Hurricane Katrina has killed a host of poor people in New Orleans, and corporate America is her accomplice.

Perhaps corporate America isn’t quite that guilty in this case. But it is in fact guilty.

No, I haven’t been drinking … well, not excessively. How corporate America is guilty in a hurricane situation starts with global warming.

“Hurricanes have grown significantly more powerful and destructive over the last three decades due in part to global warming,” said a Massachusetts Institute of Technology professor in a July 31 MIT press release.

He warned this trend could continue.

I feel the study’s author, MIT meteorology professor Kerry Emanuel, is credible. It’s just common-sense that raising global temperatures might cause trouble.

While CO2 emissions have caused global warming and stronger hurricanes, oil companies pay millions of dollars to politicians who later alter environmental laws.
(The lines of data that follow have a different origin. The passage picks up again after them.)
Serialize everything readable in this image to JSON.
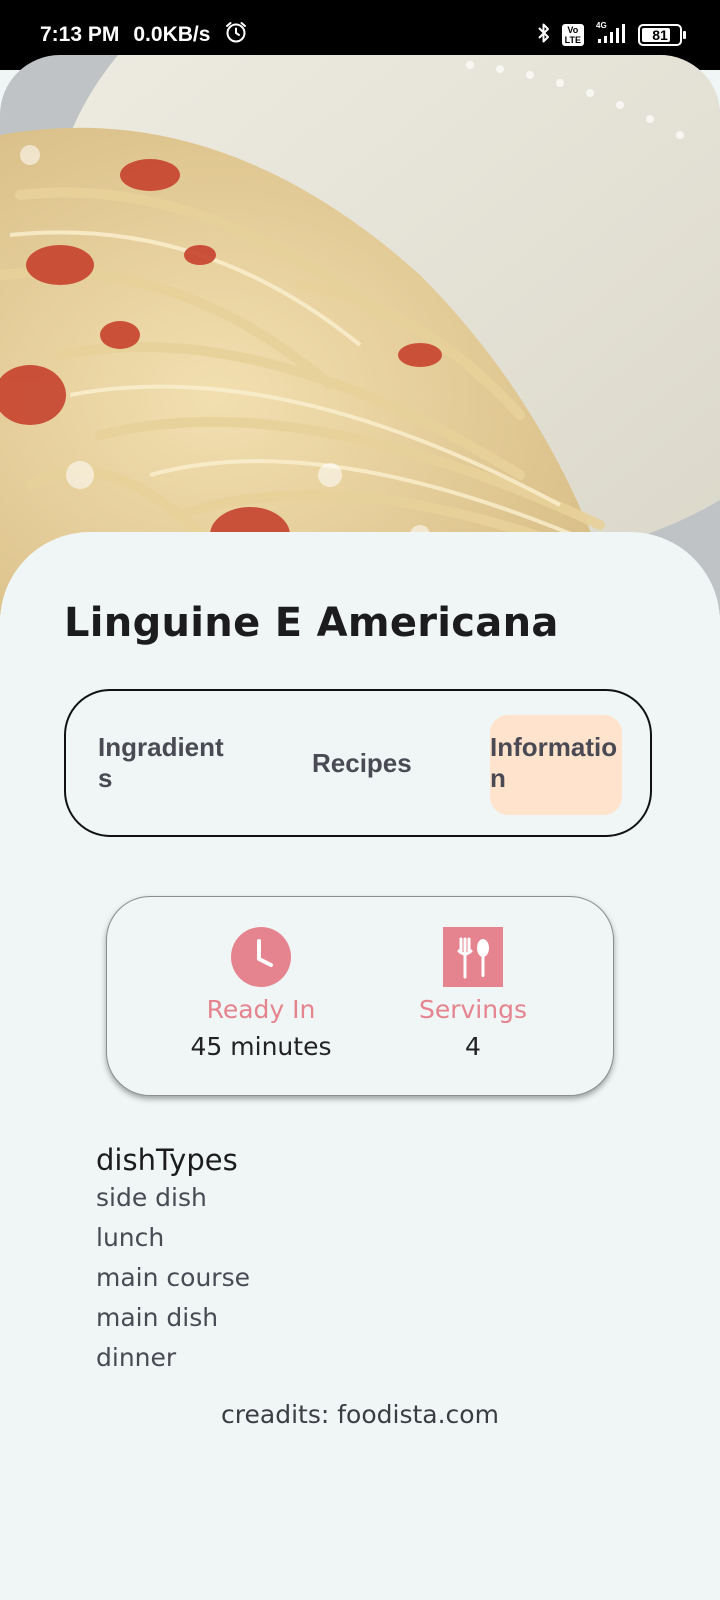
{
  "status_bar": {
    "time": "7:13 PM",
    "speed": "0.0KB/s",
    "volte_label": "Vo LTE",
    "network_label": "4G",
    "battery_level": "81",
    "icons": [
      "alarm-icon",
      "bluetooth-icon",
      "volte-icon",
      "signal-icon",
      "battery-icon"
    ]
  },
  "hero": {
    "image": "pasta-photo"
  },
  "recipe": {
    "title": "Linguine E Americana"
  },
  "tabs": {
    "items": [
      {
        "label": "Ingradients"
      },
      {
        "label": "Recipes"
      },
      {
        "label": "Information"
      }
    ],
    "active_index": 2
  },
  "info_card": {
    "ready_label": "Ready In",
    "ready_value": "45 minutes",
    "servings_label": "Servings",
    "servings_value": "4",
    "icons": [
      "clock-icon",
      "cutlery-icon"
    ]
  },
  "dish_types": {
    "heading": "dishTypes",
    "items": [
      "side dish",
      "lunch",
      "main course",
      "main dish",
      "dinner"
    ]
  },
  "credits": "creadits: foodista.com",
  "colors": {
    "accent": "#e5838f",
    "active_tab": "#ffe3cc",
    "background": "#eff6f5"
  }
}
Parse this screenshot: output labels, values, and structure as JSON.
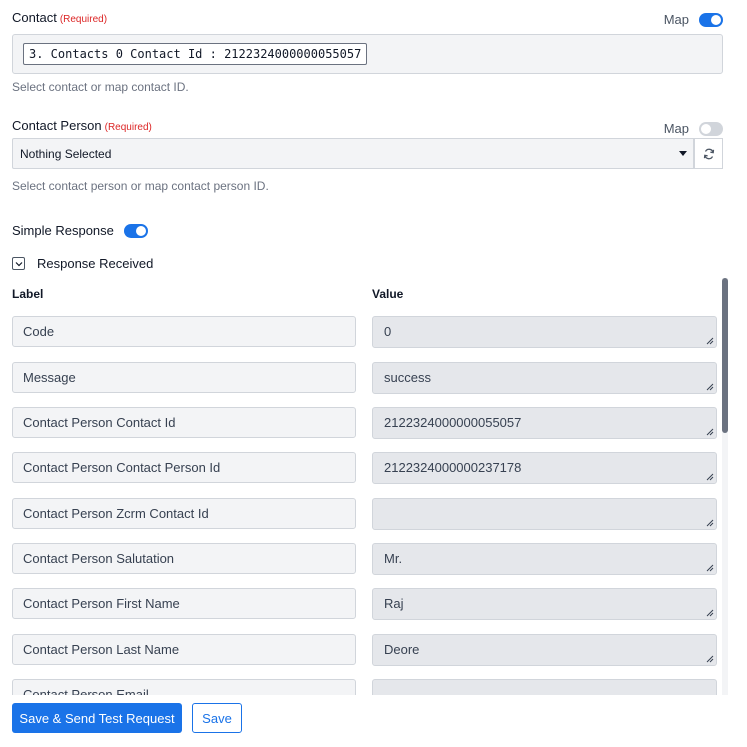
{
  "contact": {
    "label": "Contact",
    "required": "(Required)",
    "map_label": "Map",
    "map_on": true,
    "mapped_value": "3. Contacts 0 Contact Id : 2122324000000055057",
    "help": "Select contact or map contact ID."
  },
  "contact_person": {
    "label": "Contact Person",
    "required": "(Required)",
    "map_label": "Map",
    "map_on": false,
    "selected": "Nothing Selected",
    "help": "Select contact person or map contact person ID."
  },
  "simple_response": {
    "label": "Simple Response",
    "on": true
  },
  "response_received": {
    "label": "Response Received"
  },
  "table": {
    "label_header": "Label",
    "value_header": "Value",
    "rows": [
      {
        "label": "Code",
        "value": "0"
      },
      {
        "label": "Message",
        "value": "success"
      },
      {
        "label": "Contact Person Contact Id",
        "value": "2122324000000055057"
      },
      {
        "label": "Contact Person Contact Person Id",
        "value": "2122324000000237178"
      },
      {
        "label": "Contact Person Zcrm Contact Id",
        "value": ""
      },
      {
        "label": "Contact Person Salutation",
        "value": "Mr."
      },
      {
        "label": "Contact Person First Name",
        "value": "Raj"
      },
      {
        "label": "Contact Person Last Name",
        "value": "Deore"
      },
      {
        "label": "Contact Person Email",
        "value": ""
      }
    ]
  },
  "buttons": {
    "save_send": "Save & Send Test Request",
    "save": "Save"
  },
  "colors": {
    "accent": "#1a73e8",
    "required": "#dc2626"
  }
}
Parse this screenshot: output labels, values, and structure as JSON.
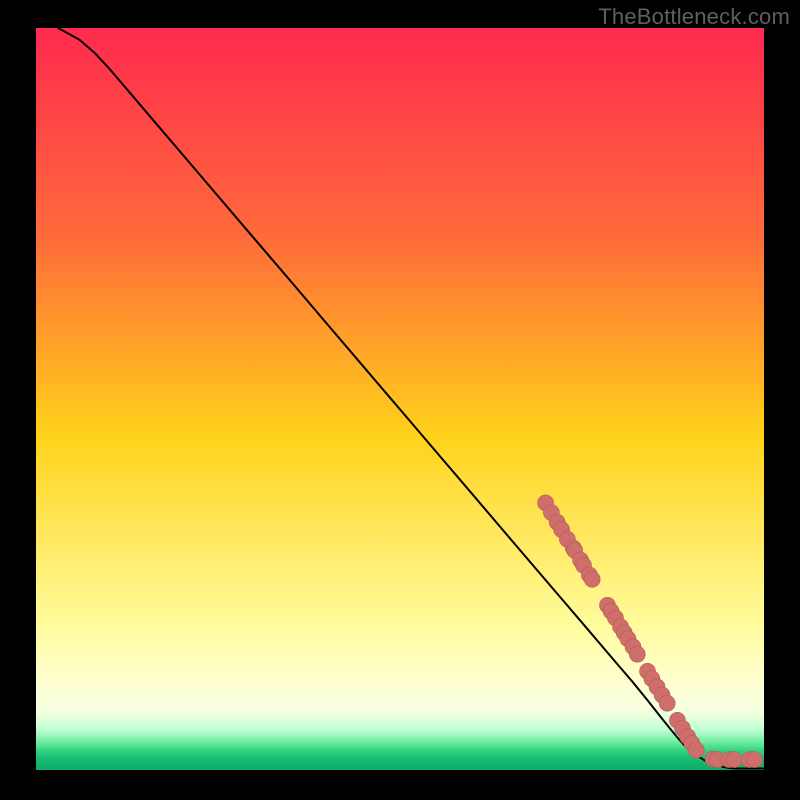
{
  "watermark": "TheBottleneck.com",
  "colors": {
    "black": "#000000",
    "curve": "#000000",
    "point_fill": "#cf6f6b",
    "point_stroke": "#b85a57",
    "grad_top": "#ff2a4f",
    "grad_upper": "#ff6a3a",
    "grad_mid": "#ffd21a",
    "grad_pale_top": "#fffb9a",
    "grad_pale_mid": "#ffffcf",
    "grad_pale_bot": "#f6ffe0",
    "grad_green_a": "#c4ffd5",
    "grad_green_b": "#7af0a8",
    "grad_green_c": "#35d684",
    "grad_green_d": "#18c073",
    "grad_green_e": "#0fab69"
  },
  "chart_data": {
    "type": "line",
    "title": "",
    "xlabel": "",
    "ylabel": "",
    "xlim": [
      0,
      100
    ],
    "ylim": [
      0,
      100
    ],
    "curve": [
      {
        "x": 3.0,
        "y": 100.0
      },
      {
        "x": 4.0,
        "y": 99.5
      },
      {
        "x": 6.0,
        "y": 98.4
      },
      {
        "x": 8.0,
        "y": 96.7
      },
      {
        "x": 10.0,
        "y": 94.6
      },
      {
        "x": 12.0,
        "y": 92.3
      },
      {
        "x": 14.0,
        "y": 90.0
      },
      {
        "x": 16.0,
        "y": 87.7
      },
      {
        "x": 18.0,
        "y": 85.4
      },
      {
        "x": 20.0,
        "y": 83.1
      },
      {
        "x": 24.0,
        "y": 78.5
      },
      {
        "x": 28.0,
        "y": 73.9
      },
      {
        "x": 32.0,
        "y": 69.3
      },
      {
        "x": 36.0,
        "y": 64.7
      },
      {
        "x": 40.0,
        "y": 60.1
      },
      {
        "x": 44.0,
        "y": 55.5
      },
      {
        "x": 48.0,
        "y": 50.9
      },
      {
        "x": 52.0,
        "y": 46.3
      },
      {
        "x": 56.0,
        "y": 41.7
      },
      {
        "x": 60.0,
        "y": 37.1
      },
      {
        "x": 64.0,
        "y": 32.5
      },
      {
        "x": 68.0,
        "y": 27.9
      },
      {
        "x": 72.0,
        "y": 23.3
      },
      {
        "x": 76.0,
        "y": 18.7
      },
      {
        "x": 80.0,
        "y": 14.1
      },
      {
        "x": 82.0,
        "y": 11.8
      },
      {
        "x": 84.0,
        "y": 9.4
      },
      {
        "x": 86.0,
        "y": 6.9
      },
      {
        "x": 88.0,
        "y": 4.5
      },
      {
        "x": 89.0,
        "y": 3.4
      },
      {
        "x": 90.0,
        "y": 2.5
      },
      {
        "x": 91.0,
        "y": 1.8
      },
      {
        "x": 92.0,
        "y": 1.2
      },
      {
        "x": 93.0,
        "y": 0.8
      },
      {
        "x": 94.0,
        "y": 0.5
      },
      {
        "x": 95.0,
        "y": 0.3
      },
      {
        "x": 96.0,
        "y": 0.2
      },
      {
        "x": 97.0,
        "y": 0.2
      },
      {
        "x": 98.0,
        "y": 0.2
      },
      {
        "x": 99.0,
        "y": 0.2
      },
      {
        "x": 100.0,
        "y": 0.2
      }
    ],
    "points": [
      {
        "x": 70.0,
        "y": 36.0
      },
      {
        "x": 70.8,
        "y": 34.7
      },
      {
        "x": 71.6,
        "y": 33.4
      },
      {
        "x": 72.2,
        "y": 32.4
      },
      {
        "x": 73.0,
        "y": 31.1
      },
      {
        "x": 73.8,
        "y": 29.9
      },
      {
        "x": 74.0,
        "y": 29.6
      },
      {
        "x": 74.8,
        "y": 28.3
      },
      {
        "x": 75.2,
        "y": 27.6
      },
      {
        "x": 76.0,
        "y": 26.3
      },
      {
        "x": 76.4,
        "y": 25.7
      },
      {
        "x": 78.5,
        "y": 22.2
      },
      {
        "x": 79.0,
        "y": 21.4
      },
      {
        "x": 79.6,
        "y": 20.5
      },
      {
        "x": 80.3,
        "y": 19.3
      },
      {
        "x": 80.8,
        "y": 18.5
      },
      {
        "x": 81.3,
        "y": 17.7
      },
      {
        "x": 82.0,
        "y": 16.6
      },
      {
        "x": 82.6,
        "y": 15.6
      },
      {
        "x": 84.0,
        "y": 13.3
      },
      {
        "x": 84.6,
        "y": 12.3
      },
      {
        "x": 85.3,
        "y": 11.2
      },
      {
        "x": 86.0,
        "y": 10.1
      },
      {
        "x": 86.7,
        "y": 9.0
      },
      {
        "x": 88.1,
        "y": 6.7
      },
      {
        "x": 88.8,
        "y": 5.6
      },
      {
        "x": 89.5,
        "y": 4.5
      },
      {
        "x": 90.1,
        "y": 3.6
      },
      {
        "x": 90.7,
        "y": 2.7
      },
      {
        "x": 93.0,
        "y": 1.5
      },
      {
        "x": 93.6,
        "y": 1.4
      },
      {
        "x": 95.2,
        "y": 1.4
      },
      {
        "x": 95.9,
        "y": 1.4
      },
      {
        "x": 98.0,
        "y": 1.4
      },
      {
        "x": 98.7,
        "y": 1.4
      }
    ]
  }
}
Consider two news stories:

First, a Dec. 19 Associated Press article stated the energy industry gave more than $1 million to President Bush’s inauguration fund. The article states both Occidental Petroleum and Exxon Mobil gave $250,000.

Second, an Aug. 25 Reuters article states, “Bush refused to sign the Kyoto Protocol, the greenhouse gas reduction plan adopted by more than 150 countries.”
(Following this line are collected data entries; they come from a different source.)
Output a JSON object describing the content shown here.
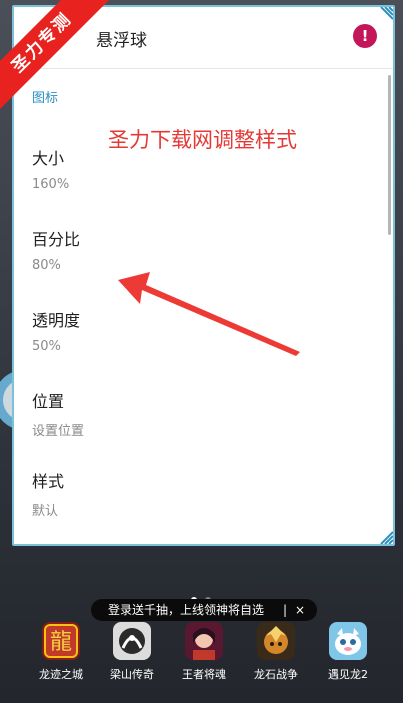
{
  "watermark": {
    "text": "圣力专测"
  },
  "panel": {
    "title": "悬浮球",
    "section_label": "图标",
    "annotation": "圣力下载网调整样式",
    "settings": [
      {
        "title": "大小",
        "value": "160%"
      },
      {
        "title": "百分比",
        "value": "80%"
      },
      {
        "title": "透明度",
        "value": "50%"
      },
      {
        "title": "位置",
        "value": "设置位置"
      },
      {
        "title": "样式",
        "value": "默认"
      }
    ]
  },
  "toast": {
    "text": "登录送千抽，上线领神将自选",
    "close": "×"
  },
  "dock": {
    "apps": [
      {
        "label": "龙迹之城",
        "icon": "longji-game-icon"
      },
      {
        "label": "梁山传奇",
        "icon": "liangshan-game-icon"
      },
      {
        "label": "王者将魂",
        "icon": "wangzhe-game-icon"
      },
      {
        "label": "龙石战争",
        "icon": "longshi-game-icon"
      },
      {
        "label": "遇见龙2",
        "icon": "yujianlong-game-icon"
      }
    ]
  },
  "colors": {
    "accent": "#2a8fbf",
    "annotation": "#e53935",
    "border": "#7ac2d8",
    "alert": "#c2185b",
    "ribbon": "#e8231f"
  }
}
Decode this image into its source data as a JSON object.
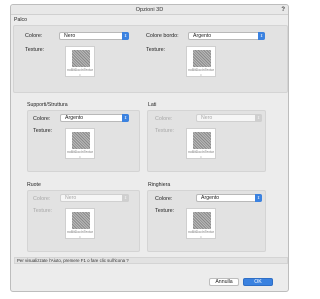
{
  "window": {
    "title": "Opzioni 3D",
    "help": "?"
  },
  "labels": {
    "colore": "Colore:",
    "colore_bordo": "Colore bordo:",
    "texture": "Texture:"
  },
  "texture": {
    "name": "noBitDocInTextur",
    "dot": "•"
  },
  "chevron": "⇕",
  "sections": {
    "pavimento": {
      "title": "Palco",
      "colore": "Nero",
      "colore_bordo": "Argento"
    },
    "supporti": {
      "title": "Supporti/Struttura",
      "colore": "Argento"
    },
    "lati": {
      "title": "Lati",
      "colore": "Nero"
    },
    "ruote": {
      "title": "Ruote",
      "colore": "Nero"
    },
    "ringhiera": {
      "title": "Ringhiera",
      "colore": "Argento"
    }
  },
  "hint": "Per visualizzate l'Aiuto, premere F1 o fare clic sull'icona ?",
  "buttons": {
    "cancel": "Annulla",
    "ok": "OK"
  },
  "colors": {
    "accent": "#3b82e0",
    "disabled_text": "#a8a8a8"
  }
}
Reuters continues, “The Bush administration wants cuts to be voluntary and resists mandatory measures it says would hurt economic growth.”

Reuters also states 40 percent of CO2 emissions come from fossil-fuel power plants.
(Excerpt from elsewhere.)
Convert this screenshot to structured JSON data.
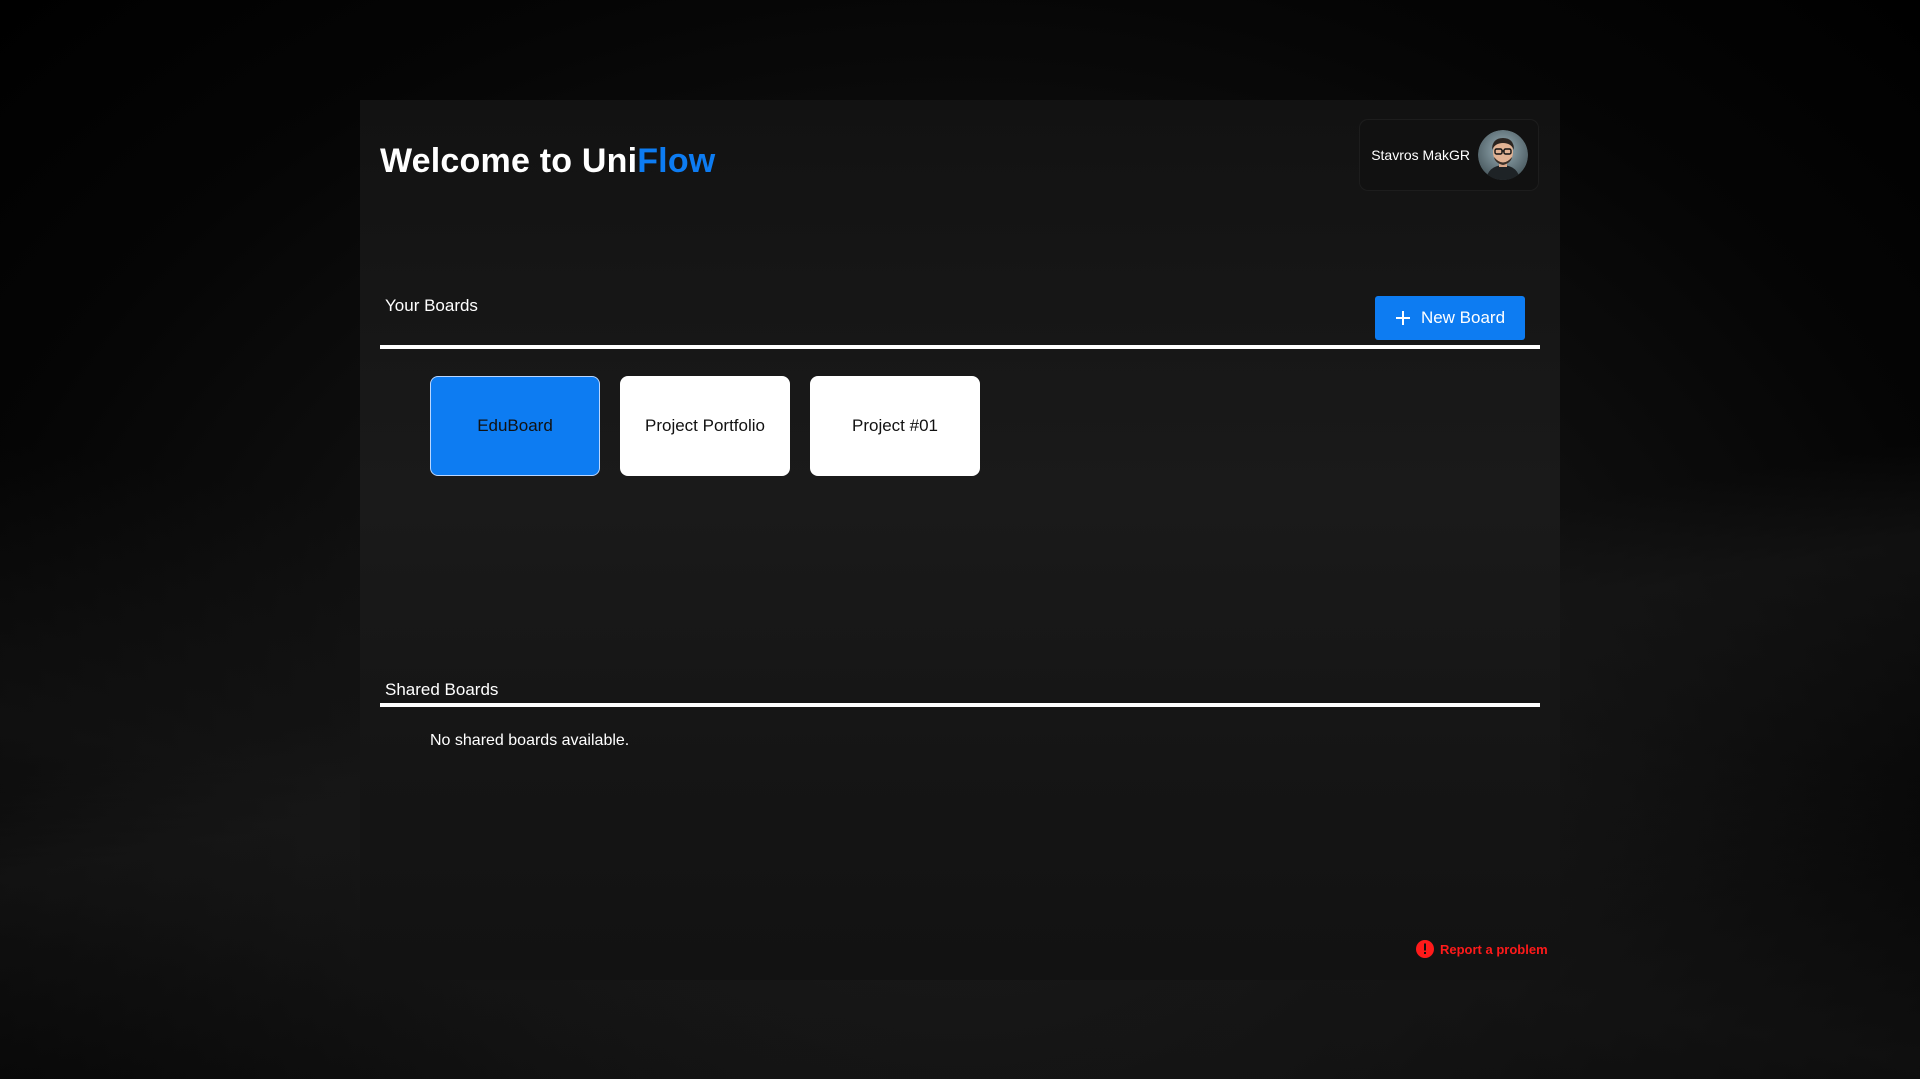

You can’t tell me the power plants, Bush’s refusal to sign an environmental treaty and corporate contributions are unrelated.

Haliburton certainly has done well by Bush’s little adventure in Iraq. In 2003 contracts alone, they made $4.3 billion according to the Center for Public Integrity, despite being investigated for overcharging. Meanwhile, thousands are dead, no weapons of mass destruction or terrorist ties have been found and Bush can’t tell us when we’re leaving.

But Haliburton is doing fine.

Since 2001, Louisiana officials have asked for less than one-eighth of Haliburton’s 2003 contracts, or under $500 million, to reinforce the levees in New Orleans. They’ve received half.

The Sept. 4 Chicago Tribune reported, “Expanding New Orleans’ levees to protect against a Category 5 storm would cost an estimated $2.5 billion.”

So for about half the money given to Haliburton, New Orleans could have been protected from a storm as bad as Katrina.

But you can’t deny Bush and Haliburton their Iraq “mad-money” or the National Guardsmen who would normally help with a hurricane.

The Tribune reported on Sept. 3, “With many states’ Guard units depleted by deployments to Iraq, Katrina’s aftermath was almost certain from the beginning to require help from faraway states.”

An Aug. 29 Washington Post article revealed 3,000 of the 10,500 Louisiana national Guardsmen are in Iraq. Sufficient numbers of guardsmen finally got to the New Orleans area, but three days after most of the damage was done.

Also consider this: Greyhound has legions of buses.

I looked at the number of Best Western hotels in Louisiana, and there has to be more than 200.

If government and big business were really committed to helping the refugees, they would get every victim into a decent hotel room via a bus.

Maybe corporate America didn’t set Katrina loose. But the CO2 emissions and lobbying against environmental laws helped cause global warming, which makes hurricanes worse.

Money wasted in Iraq and troops used in Iraq could have been used to protect New Orleans.

And I don’t see any displaced persons at the Hilton, the Marriott or the Best Western.

Perhaps George W’s mother, Barbara Bush, explained this elitist culture’s attitude toward New Orleans best.

In the Sept. 7 New York Times she said of Houston’s Astrodome, which held Katrina victims, “And so many of the people in the arena here, you know, were underprivileged anyway, so this is working very well for them.”

Yeah, you live there, lady. You and the corporations may not be guilty in a court of law.

But you do seem heartless.

Columns reflect the opinion of the author and not necessarily that of the Northern Star staff.